開いた巻物には、かつてこのクランを救った「生命の樹」の葉を用いた治癒の儀式が記されていたが、肝心の樹は数百年前に失われたとある。
「……あったぞ! 全員こっちだ!」
ソラの鋭い声に呼び寄せられ、私たちは中央の大きなテーブルに集まった。
広げられた地図には、クランの心臓部である『最初の樹の心核』が記されている。しかし、その周囲は禍々しい赤色のインクで塗り潰され、見たこともない古語で警告が記されていた。

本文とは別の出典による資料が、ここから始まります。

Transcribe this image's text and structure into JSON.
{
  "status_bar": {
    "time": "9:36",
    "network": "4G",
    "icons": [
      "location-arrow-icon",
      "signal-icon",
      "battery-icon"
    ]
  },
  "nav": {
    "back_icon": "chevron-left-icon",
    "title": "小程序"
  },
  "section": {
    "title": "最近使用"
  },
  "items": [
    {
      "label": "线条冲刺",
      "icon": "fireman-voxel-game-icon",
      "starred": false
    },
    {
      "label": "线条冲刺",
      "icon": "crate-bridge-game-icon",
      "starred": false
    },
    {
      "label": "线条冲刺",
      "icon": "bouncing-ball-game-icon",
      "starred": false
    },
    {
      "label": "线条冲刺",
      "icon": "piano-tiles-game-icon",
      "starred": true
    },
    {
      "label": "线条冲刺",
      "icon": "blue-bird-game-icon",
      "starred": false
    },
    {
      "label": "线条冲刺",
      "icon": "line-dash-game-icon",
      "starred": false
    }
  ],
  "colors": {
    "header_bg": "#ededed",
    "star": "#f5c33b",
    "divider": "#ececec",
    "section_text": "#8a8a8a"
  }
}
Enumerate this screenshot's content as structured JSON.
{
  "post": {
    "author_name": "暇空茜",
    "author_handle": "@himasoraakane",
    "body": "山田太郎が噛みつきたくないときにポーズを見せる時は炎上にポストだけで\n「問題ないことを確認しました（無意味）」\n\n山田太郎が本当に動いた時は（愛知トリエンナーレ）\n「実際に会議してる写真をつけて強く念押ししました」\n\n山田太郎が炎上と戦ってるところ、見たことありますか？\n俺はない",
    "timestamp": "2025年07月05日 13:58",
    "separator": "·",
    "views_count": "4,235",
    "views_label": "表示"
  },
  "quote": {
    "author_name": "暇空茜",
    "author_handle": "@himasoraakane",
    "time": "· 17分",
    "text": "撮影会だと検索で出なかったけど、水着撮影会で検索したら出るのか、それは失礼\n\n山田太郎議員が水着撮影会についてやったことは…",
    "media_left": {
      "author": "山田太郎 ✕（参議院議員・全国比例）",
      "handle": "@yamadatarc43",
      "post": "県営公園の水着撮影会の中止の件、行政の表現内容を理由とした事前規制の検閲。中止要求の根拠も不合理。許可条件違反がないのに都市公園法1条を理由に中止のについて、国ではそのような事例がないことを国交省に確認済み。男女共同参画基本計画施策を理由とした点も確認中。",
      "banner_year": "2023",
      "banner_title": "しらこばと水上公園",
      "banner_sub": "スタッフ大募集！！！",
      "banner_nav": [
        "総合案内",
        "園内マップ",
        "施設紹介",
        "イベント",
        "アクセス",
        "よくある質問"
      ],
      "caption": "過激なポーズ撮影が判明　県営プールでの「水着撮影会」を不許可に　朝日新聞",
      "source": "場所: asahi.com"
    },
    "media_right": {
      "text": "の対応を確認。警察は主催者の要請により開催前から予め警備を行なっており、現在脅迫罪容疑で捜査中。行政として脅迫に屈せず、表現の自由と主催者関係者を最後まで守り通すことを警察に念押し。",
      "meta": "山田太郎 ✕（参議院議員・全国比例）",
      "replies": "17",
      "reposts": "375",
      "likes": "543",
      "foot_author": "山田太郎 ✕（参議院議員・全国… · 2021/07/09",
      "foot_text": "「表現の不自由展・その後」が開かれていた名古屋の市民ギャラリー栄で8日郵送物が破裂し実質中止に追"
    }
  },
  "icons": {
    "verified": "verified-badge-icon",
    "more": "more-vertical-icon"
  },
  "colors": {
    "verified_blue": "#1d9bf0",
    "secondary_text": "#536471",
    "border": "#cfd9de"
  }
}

『禁忌の地――太古の闇の封印。決して紐解くべからず』
「太古の闇……?」ルンが声を震わせる。
「ルドがそこを選んだのは偶然じゃない」ソラが険しい表情で地図を指でなぞった。「奴は、この封印を解こうとしているんだ。もし成功すれば、ルドの病なんて可愛いものに思えるほどの災厄が解き放たれるぜ」
その時、ルラが下の棚から一本の巻物を引き抜いてきた。
「お兄ちゃん、これ……病気の人の絵が描いてあるよ」
そこには、体に黒い筋が浮き出た人々の図解――ルドの犠牲者と同じ姿が描かれていた。そしてその下には、冷酷な真実が記されていた。
『闇の寄生――これを浄化するは、樹の心核の純粋なる光、あるいは……同等の力の自己犠牲のみなり』
「自己犠牲……」
私の喉が詰まる。同等の力とは、すなわち自然の意志そのもの。
「……ソラ。それって、お前のことか?」ルンが問いかける。
「あるいは、セレスティア様……」ソラの声は重く、静かだった。
誰かを救うための旅が、誰かを失うための旅に変わろうとしていた。
重苦しい沈黙が場を支配する。それを破ったのは、ルラの小さな声だった。
「……それでも、行かなきゃダメかな?」
私たちは互いの顔を見合わせた。
そして、迷いなく頷いた。
「行くよ。ベニーとアルヴィナ、そしてセレスティア様を救う。最悪の結末を書き換えるために、僕たちはここに来たんだ」
必要な情報をまとめ、私たちは書庫を後にしようとした。その時、ソラが一枚の巨大な壁画の前で足を止めた。
そこには、緑の髪を持つ美しい女性が種を植え、その周りを六つの光り輝く影が囲んでいる姿が描かれていた。そのうちの一つの影が、私の指にあるものと酷似した「指輪」を掲げている。
「セレスティア様と、彼女の兄弟姉妹……最初の六人の指輪の継承者だ」ソラがささやく。「彼女は六つの指輪の力を結集させ、この世界に生命の種を植えた。……カエリン。お前が持つ『イマジネーション』は、このクランが生まれたその時から、希望として数えられていたんだ」
図書館を後にする私たちの背中には、知識という名の重圧と、それを上回る確固たる意志が宿っていた。
行き先は決まった。
封印が解かれる前に、古の森の深淵へ。